By the time the commission cleared, the advance had already claimed it. The daily withdrawals ran through every quiet week between closings, and nobody at the signing explained that they would.
Real estate professionals keep arriving in the MCA borrower pool for reasons that are structural rather than personal. Commission income lands in large, infrequent payments tied to closings, while the costs of staying visible (marketing, lead generation, MLS dues, brokerage splits, the vehicle, the client dinners, the office) continue without regard for the deal calendar. A funder reviews the deposit history, prices an advance against it, and begins the daily withdrawals at once. Whether anything sits in the pipeline never enters the arithmetic.
Commission Income Against a Fixed Daily Draft
Commission revenue is irregular by design. An agent who closes three transactions in March can close none in April without having done anything wrong. A brokerage that moved $5 million in volume last quarter may move $2 million this quarter because rates shifted, inventory thinned, or the spring market never showed. The advance does not adjust. Its daily withdrawal was calibrated to the strongest stretch of deposits the funder could find, and it draws at that pace through the weakest, with the indifference of a parking meter.
When rates rise, transaction volume falls across the entire market, and no quantity of personal effort restores it. Tight inventory means fewer listings, fewer listings mean fewer closings, and a slowing economy thins whatever buyer pool remains. Each of these forces reduces commission income from a direction the agent cannot reach. Funders read the same market data everyone else does; they price the best quarter and collect through the worst.

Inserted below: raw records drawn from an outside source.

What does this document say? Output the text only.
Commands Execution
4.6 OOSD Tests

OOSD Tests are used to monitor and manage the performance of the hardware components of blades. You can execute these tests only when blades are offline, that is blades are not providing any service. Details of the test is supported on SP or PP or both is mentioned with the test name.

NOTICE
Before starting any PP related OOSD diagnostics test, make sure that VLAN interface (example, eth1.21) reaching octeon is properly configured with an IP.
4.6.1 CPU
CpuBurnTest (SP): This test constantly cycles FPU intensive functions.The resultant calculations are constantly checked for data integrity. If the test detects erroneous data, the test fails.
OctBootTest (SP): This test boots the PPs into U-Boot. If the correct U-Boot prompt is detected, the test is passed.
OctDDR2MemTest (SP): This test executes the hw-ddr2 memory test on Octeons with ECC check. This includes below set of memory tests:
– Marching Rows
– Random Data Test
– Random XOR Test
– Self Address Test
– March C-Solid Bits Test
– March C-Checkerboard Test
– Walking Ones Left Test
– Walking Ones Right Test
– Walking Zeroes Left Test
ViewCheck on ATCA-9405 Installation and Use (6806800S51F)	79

The brokerage split makes the arithmetic worse. An agent on a 70/30 arrangement keeps 70% of the gross commission, yet the advance was underwritten, in most of the files we have reviewed (our sample being a practice rather than a census), against gross deposits instead of the net that survives the split. The agent services the obligation out of a number the paperwork overstates. Nobody flags this at origination.
Marketing is not a discretionary expense for anyone who lives on a pipeline. Divert the lead generation budget into the daily draft and the pipeline thins; a thinner pipeline produces fewer closings three to six months out; fewer closings leave less income against the same fixed withdrawal. The contraction arrives on a delay, which is why so few people regard it while it forms. I have yet to see a daily draft pause because inventory tightened.
Relief Options for Agents and Broker-Owners
The commission schedule is itself the strongest exhibit. MLS records, closing statements, and the deposit history establish when revenue arrived and how little pattern it kept, and that record supports both a reconciliation demand and the recharacterization argument. A fixed daily payment collected against income that arrives a handful of times a year is not a percentage of receivables. It is a loan.
For a broker-owner the exposure runs past one desk. The daily draft competes with rent, with payroll, and with the splits that keep productive agents from carrying their licenses across the street. A settlement that reduces the obligation preserves the operating capacity that makes any recovery possible for the funder at all; a partial recovery that is certain tends to be worth more than a full one that is theoretical. Counsel who has spent years around commission structures and market cyclicality will know where the pressure points sit. There are exceptions, though they tend to involve salaried teams and reserves.
And the pipeline deserves the final word. A business that must purchase its future income through present marketing cannot divert that spending into a fixed draft without shrinking the very revenue the funder claims, or claimed at signing, to have purchased. The damage arrives three to six months later, certain and quiet. Whether funders model that delay or prefer not to examine it is a question worth sitting with.